Financial disputes in divorce: Can a 'private' FDR save the time and expense of a Court battle?


Vanessa Mitchell
Associate | UK

In family law, what is Financial Dispute Resolution (FDR)?

Starting financial proceedings in England and Wales puts in place a court timetable. Parties may resolve their case amicably at any time, but absent agreement, there will be at least 3 court hearings parties have to attend. The second of those hearings is a ‘financial dispute resolution appointment’ *FDR for short).

An FDR is akin to judicial mediation. Parties (and their advisers) attend Court having set out in advance their proposals for settlement. The Judge is then asked what they would order if they were the Judge dealing with the case at trial. The idea is to give parties the opportunity to hear directly from the court what they would do, but the Judge cannot force the parties to agree. Instead, the spouses are given the opportunity to then settle the case, knowing that if they fail to do so, they will most likely have to incur the costs of an expensive trial some months (or possibly years) ahead.

Is this a new approach?

Private FDR’s have been on the rise in the last few years. The concept is the same as in a Court-based FDR – you ask an experienced Judge (or retired Judge, or senior barrister) to give you their ‘sneak preview’ in the hope it helps settle the case – the circumstances in which it takes place are a far cry from what often takes place at the family Court.

The process and its advantages

The most significant advantage is that the parties decide between them which ‘Judge’ should be tasked with their case. Knowing that they have had a direct involvement in the choice of Judge, and that the Judge will be there on the day and will have read all the materials, inspires confidence in what they say. The parties are voluntary participants in a process which they can control. They will also know that their chosen ‘Judge’ will have experience in dealing with the particular issues relevant to their case.

The private FDR does require the parties to have invested financially in the process: the ‘Judge’ will charge a fee, but for that fee he or she will spend, if necessary, a full day with the parties, on a date of their choice, and in a location of their choice. The day will usually be spent in the comfort of solicitors’ offices, where everyone has their own room, documents can easily be typed up and printed off, and where parties can freely discuss proposals for settlement without fear of being overheard (such as in the public waiting rooms in most Courts).
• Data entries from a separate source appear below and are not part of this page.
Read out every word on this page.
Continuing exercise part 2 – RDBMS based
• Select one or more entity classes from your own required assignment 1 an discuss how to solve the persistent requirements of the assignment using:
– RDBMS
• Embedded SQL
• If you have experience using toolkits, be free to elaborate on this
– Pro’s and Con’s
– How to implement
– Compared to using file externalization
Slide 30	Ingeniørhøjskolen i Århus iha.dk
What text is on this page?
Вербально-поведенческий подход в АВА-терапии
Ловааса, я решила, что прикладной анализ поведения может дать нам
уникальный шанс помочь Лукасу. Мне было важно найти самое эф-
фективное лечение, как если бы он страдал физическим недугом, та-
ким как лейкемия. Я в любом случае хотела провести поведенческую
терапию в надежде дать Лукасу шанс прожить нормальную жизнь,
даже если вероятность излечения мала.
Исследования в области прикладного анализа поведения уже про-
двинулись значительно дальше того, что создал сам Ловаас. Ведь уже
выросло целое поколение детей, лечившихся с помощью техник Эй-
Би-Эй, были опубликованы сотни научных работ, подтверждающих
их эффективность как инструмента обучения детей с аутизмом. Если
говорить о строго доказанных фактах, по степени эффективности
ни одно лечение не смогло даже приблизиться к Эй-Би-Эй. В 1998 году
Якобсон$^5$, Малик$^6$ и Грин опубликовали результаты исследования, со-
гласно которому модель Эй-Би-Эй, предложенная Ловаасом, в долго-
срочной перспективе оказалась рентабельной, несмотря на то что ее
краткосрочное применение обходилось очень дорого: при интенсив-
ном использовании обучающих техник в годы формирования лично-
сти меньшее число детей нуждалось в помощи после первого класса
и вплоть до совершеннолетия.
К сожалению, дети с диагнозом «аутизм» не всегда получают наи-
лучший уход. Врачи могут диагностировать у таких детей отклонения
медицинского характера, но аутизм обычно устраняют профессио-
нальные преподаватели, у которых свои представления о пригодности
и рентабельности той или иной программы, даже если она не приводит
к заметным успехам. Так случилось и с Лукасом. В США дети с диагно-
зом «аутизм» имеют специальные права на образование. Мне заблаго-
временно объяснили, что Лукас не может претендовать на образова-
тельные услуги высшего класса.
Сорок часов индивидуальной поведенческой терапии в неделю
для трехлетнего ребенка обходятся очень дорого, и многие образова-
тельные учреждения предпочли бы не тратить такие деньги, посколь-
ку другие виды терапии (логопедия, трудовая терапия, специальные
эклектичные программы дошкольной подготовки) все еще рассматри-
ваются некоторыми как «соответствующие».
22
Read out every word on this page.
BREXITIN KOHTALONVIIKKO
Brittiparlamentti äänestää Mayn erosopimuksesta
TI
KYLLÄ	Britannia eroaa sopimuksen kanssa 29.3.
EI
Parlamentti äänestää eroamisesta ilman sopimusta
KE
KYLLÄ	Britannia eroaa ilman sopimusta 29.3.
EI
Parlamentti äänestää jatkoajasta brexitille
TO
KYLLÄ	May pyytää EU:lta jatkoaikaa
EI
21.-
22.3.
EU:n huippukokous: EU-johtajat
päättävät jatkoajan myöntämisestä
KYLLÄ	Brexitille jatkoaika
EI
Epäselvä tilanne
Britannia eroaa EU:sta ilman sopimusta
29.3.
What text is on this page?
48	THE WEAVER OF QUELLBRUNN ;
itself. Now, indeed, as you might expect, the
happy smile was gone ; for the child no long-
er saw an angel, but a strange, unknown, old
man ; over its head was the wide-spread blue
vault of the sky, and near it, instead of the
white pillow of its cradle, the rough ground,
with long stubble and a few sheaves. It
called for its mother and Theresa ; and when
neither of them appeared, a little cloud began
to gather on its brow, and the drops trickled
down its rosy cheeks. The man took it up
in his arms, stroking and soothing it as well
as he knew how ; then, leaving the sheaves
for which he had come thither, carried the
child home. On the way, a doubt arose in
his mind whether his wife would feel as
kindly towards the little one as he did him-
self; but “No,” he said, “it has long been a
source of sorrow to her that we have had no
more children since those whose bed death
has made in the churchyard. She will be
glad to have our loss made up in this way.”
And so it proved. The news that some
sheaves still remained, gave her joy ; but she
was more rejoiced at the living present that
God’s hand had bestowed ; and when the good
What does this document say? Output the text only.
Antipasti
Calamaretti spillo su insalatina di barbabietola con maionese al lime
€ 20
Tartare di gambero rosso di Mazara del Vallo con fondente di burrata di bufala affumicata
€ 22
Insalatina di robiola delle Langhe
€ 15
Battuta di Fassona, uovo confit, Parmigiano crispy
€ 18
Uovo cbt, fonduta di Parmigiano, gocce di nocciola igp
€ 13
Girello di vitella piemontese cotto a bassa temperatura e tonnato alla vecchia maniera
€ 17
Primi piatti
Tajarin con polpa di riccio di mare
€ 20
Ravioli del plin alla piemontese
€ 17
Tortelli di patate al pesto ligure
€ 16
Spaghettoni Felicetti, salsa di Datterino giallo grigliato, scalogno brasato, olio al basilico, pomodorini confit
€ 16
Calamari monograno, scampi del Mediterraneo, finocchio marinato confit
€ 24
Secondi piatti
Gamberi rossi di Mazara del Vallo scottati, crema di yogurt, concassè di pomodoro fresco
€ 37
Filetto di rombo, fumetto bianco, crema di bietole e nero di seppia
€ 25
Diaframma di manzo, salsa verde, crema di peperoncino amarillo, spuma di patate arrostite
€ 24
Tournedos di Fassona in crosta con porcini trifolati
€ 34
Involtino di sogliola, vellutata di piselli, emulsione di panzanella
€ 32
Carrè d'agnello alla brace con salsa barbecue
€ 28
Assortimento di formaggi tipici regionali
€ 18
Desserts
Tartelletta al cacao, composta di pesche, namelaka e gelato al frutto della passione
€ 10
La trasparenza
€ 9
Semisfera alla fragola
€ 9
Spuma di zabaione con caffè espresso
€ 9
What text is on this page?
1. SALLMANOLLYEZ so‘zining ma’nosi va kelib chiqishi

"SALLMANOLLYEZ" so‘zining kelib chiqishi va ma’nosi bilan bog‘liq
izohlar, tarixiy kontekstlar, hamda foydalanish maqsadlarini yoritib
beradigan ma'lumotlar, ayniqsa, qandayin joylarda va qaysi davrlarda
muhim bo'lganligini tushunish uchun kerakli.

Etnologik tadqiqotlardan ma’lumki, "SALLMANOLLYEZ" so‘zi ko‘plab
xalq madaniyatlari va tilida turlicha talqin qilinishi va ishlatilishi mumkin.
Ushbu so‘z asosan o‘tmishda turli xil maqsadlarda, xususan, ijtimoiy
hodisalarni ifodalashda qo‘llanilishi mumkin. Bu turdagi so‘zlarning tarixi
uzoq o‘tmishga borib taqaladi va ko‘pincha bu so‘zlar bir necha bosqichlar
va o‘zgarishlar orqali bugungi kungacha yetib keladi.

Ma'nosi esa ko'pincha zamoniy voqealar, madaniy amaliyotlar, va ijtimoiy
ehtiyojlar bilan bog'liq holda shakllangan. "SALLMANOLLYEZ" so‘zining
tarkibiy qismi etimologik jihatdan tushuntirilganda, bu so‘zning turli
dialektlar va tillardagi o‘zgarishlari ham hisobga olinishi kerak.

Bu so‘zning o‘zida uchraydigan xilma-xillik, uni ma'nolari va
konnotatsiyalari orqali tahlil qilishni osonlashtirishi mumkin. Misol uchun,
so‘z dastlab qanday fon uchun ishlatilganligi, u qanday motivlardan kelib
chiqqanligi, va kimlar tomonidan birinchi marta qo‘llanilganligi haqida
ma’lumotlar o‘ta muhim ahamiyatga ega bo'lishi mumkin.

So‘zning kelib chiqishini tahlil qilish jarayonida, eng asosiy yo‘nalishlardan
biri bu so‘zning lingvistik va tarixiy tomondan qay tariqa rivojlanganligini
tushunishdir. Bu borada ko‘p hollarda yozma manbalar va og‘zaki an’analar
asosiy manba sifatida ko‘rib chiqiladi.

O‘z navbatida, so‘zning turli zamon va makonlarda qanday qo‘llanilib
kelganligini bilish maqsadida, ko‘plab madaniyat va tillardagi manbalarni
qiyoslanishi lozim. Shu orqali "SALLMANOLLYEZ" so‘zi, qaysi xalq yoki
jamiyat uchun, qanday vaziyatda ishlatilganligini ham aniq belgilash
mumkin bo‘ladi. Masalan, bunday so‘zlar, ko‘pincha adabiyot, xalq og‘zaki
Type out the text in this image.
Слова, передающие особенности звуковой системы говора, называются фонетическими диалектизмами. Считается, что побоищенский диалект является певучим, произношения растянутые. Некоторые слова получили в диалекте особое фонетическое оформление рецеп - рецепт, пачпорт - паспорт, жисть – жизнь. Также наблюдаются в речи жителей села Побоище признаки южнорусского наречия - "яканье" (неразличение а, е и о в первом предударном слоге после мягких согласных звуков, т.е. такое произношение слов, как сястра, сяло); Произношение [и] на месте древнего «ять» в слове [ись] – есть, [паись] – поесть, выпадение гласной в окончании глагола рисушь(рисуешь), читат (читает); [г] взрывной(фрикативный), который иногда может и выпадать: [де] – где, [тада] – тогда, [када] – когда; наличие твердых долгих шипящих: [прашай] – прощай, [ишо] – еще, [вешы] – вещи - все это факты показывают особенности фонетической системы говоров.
The parties can also decide on the agenda for the day, and can decide what aspects of the case require more time and attention.

In the unfortunate event a settlement appears to be far off, the parties may want to ask the ‘Judge’ to take on the role of mediator, and they will then become more actively involved in trying to broker the deal. There is flexibility that the parties cannot otherwise achieve in the Court-based FDR.

A word of warning if you choose not to go the ‘private’ route…

In theory FDRs are a great idea and many cases do settle at or around the FDR stage, but increasingly the experience is disappointing for clients. An overstretched Court system means many Judges are having to juggle a number of FDRs at any one time. It’s unrealistic to expect judges to understand such a variety of different facts from different cases and give clear guidance on each issue. For very unfortunate clients, there may simply be no Judge allocated to the case at all on the day, and they have to come back another time (and further expense).

Many clients come away feeling disappointed and weary. They may feel they have lost their best (and only) opportunity to try to resolve the case, but are not be prepared to follow the Judge’s indication because they felt their concerns were not properly addressed, the Judge was too much in favour of the ‘other side’, and they hope for ‘better luck next time’.

Private FDRs are a real attractive alternative to Court in the appropriate case and are certainly an option to consider to achieve a swift solution or at the very least an indication of a likely outcome at trial. As always, our advice is to think through your options and approach very carefully.